Data for the benchmark can be generated using your favorite programming language. For example, using Haskell:
```hs
-- data-gen.hs
import System.Environment
import Data.Maybe
main = do
args <- getArgs
let
numOfRows = maybe 500 read $ listToMaybe args
divEveryRows = maybe 80 read $ listToMaybe $ drop 1 args
putStrLn $ "Number of rows: " <> show numOfRows
putStrLn $ "Number of unique authors used: " <> show divEveryRows
let
sql i = "insert into author(name) values ('Title " <> show i <> "');"
writeFile "insert_author.sql" $ unlines $ map sql [1..numOfRows]
let
sql i = "insert into article(title, author_id) values ('Title " <> show i <> "', " <> show (i `mod` divEveryRows) <> ");"
writeFile "insert_article.sql" $ unlines $ map sql [1..numOfRows]
```
This snippet above generates sql insert statements for our tables which can be later inserted into postgres.
#### Pgbench
We can measure our query with pgbench with the following (or similar) invocation, which limits the benchmark time (`-T`) to 20 seconds,
and uses a single client (`-c`).
```sh
pgbench -c 1 -T 20 -n -U <username> -d <database> -p 5432 -h 127.0.0.1 -f <queryfile.sql> 2> /dev/null
```
#### One script to rule them all
All of the above steps can be glued together by a simple bash script:
```sh
#!/bin/bash
echo "* Generating data..."
runghc data-gen.hs 1000 200
echo "* Creating schema and inserting data..."
PGPASSWORD=postgres psql -h 127.0.0.1 -p 25432 postgres -U postgres -f tables.ddl > /dev/null
PGPASSWORD=postgres psql -h 127.0.0.1 -p 25432 postgres -U postgres -f insert_author.sql > /dev/null
PGPASSWORD=postgres psql -h 127.0.0.1 -p 25432 postgres -U postgres -f insert_article.sql > /dev/null
echo "* Benchmarking..."
echo ""
echo "-------------------------"
echo "** Query 1: <description>"
echo "-------------------------"
PGPASSWORD=postgres pgbench -c 1 -T 20 -n -U postgres -d postgres -p 25432 -h 127.0.0.1 -f <query_1>.sql 2> /dev/null
echo "-------------------------"
echo "** Query 2: <description>"
echo "-------------------------"
PGPASSWORD=postgres pgbench -c 1 -T 20 -n -U postgres -d postgres -p 25432 -h 127.0.0.1 -f <query_2>.sql 2> /dev/null
```
Which can be run by starting a postgres database with `scripts/dev.sh postgres` and running `bash script.sh`.
#### Compare the results
One simple metric we can use to compare the results of two queries is to look at the transactions rate.
The benchmark which managed to complete more transactions in a specific time frame is often faster.
__Note__: Benchmark results can vary for many reasons, such as the state of the machine and the processes running in parallel.
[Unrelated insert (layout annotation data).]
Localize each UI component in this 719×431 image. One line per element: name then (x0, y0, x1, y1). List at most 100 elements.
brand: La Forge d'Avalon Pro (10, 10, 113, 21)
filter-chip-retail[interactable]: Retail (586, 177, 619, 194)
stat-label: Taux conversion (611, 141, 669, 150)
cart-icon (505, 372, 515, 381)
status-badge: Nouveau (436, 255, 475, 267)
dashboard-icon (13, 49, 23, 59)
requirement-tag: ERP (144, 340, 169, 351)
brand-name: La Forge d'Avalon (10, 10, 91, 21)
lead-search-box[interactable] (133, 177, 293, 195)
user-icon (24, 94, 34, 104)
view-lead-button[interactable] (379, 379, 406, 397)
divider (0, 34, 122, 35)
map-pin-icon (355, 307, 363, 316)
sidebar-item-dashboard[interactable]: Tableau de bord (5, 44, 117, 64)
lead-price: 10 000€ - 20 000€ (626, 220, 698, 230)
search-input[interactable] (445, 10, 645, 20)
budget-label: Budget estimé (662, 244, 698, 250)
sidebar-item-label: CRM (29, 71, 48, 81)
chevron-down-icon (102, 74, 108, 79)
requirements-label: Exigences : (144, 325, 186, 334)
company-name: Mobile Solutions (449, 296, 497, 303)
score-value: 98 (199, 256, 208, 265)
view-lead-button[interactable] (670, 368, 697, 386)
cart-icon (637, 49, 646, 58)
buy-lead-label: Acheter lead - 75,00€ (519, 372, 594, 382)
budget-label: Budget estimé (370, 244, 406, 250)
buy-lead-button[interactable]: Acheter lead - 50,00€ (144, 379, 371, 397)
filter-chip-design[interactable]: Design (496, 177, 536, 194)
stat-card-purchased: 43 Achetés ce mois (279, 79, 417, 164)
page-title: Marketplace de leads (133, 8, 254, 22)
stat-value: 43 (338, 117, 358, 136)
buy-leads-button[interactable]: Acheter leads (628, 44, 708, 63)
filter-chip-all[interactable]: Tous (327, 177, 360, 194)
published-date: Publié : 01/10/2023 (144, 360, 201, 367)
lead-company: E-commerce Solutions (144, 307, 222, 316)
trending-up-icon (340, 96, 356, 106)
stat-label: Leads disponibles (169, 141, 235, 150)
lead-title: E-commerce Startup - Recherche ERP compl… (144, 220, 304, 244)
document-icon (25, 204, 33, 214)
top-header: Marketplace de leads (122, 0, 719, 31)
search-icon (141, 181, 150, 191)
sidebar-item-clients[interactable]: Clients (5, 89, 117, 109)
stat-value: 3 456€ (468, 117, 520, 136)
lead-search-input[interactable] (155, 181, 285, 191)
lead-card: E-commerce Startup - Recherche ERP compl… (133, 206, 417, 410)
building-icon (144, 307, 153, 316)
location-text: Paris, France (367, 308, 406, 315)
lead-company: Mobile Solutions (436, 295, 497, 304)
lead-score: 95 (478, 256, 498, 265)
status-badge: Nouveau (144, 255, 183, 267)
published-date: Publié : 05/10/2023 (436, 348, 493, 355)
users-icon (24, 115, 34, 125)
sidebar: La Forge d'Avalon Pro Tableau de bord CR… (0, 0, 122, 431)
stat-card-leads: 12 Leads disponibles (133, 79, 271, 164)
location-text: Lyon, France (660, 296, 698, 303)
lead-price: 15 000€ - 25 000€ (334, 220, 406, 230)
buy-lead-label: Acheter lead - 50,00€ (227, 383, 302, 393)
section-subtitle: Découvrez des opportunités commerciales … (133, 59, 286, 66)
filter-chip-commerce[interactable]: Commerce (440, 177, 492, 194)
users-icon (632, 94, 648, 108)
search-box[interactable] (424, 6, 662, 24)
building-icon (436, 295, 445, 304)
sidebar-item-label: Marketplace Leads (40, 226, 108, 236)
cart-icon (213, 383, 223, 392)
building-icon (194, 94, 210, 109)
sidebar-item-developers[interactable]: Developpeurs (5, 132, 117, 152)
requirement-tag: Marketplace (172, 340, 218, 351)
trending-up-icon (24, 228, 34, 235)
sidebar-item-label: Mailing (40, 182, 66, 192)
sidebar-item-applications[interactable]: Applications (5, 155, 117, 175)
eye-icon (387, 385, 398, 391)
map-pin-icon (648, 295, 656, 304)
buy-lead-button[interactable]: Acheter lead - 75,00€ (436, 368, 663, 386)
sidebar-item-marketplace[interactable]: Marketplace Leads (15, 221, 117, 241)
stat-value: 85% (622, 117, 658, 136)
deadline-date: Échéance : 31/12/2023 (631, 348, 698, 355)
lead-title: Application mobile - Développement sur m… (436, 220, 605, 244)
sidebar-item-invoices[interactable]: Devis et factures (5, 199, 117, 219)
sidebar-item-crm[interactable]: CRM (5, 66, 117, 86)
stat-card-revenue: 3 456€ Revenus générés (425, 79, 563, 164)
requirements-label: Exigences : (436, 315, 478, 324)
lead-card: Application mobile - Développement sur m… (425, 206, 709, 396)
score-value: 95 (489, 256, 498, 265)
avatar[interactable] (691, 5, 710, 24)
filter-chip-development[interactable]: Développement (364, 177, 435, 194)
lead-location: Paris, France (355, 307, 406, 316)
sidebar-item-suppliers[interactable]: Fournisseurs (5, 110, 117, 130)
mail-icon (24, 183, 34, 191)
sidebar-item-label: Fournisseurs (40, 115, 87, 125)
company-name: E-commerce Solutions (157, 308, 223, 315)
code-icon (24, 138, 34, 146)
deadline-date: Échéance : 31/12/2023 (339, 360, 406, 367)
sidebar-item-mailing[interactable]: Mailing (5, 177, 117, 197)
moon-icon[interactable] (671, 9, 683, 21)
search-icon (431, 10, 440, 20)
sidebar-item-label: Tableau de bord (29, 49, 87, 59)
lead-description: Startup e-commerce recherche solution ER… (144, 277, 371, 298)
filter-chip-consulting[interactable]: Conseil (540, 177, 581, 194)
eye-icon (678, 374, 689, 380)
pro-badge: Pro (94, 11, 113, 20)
It is important to take that into account when measuring, and considering benchmarking multiple times.
```
---------------------------
** Query 1: Without LIMIT 1
---------------------------
pgbench (14.1, server 12.6)
transaction type: no_limit.sql
scaling factor: 1
query mode: simple
number of clients: 1
number of threads: 1
duration: 20 s
number of transactions actually processed: 6624
latency average = 3.019 ms
initial connection time = 2.930 ms
tps = 331.190445 (without initial connection time)
------------------------
** Query 2: With LIMIT 1
------------------------
pgbench (14.1, server 12.6)
transaction type: with_limit.sql
scaling factor: 1
query mode: simple
number of clients: 1
number of threads: 1
duration: 20 s
number of transactions actually processed: 5822
latency average = 3.435 ms
initial connection time = 3.523 ms
tps = 291.082637 (without initial connection time)
```
From looking at the transactions rate, we can see that `6624` manage to complete for the first query, but only `5822` transactions coleted for the second query.
This makes the first query faster by `6624 / 5822 * 100 - 100 = roughly 13%`. For the usecase and data we measured.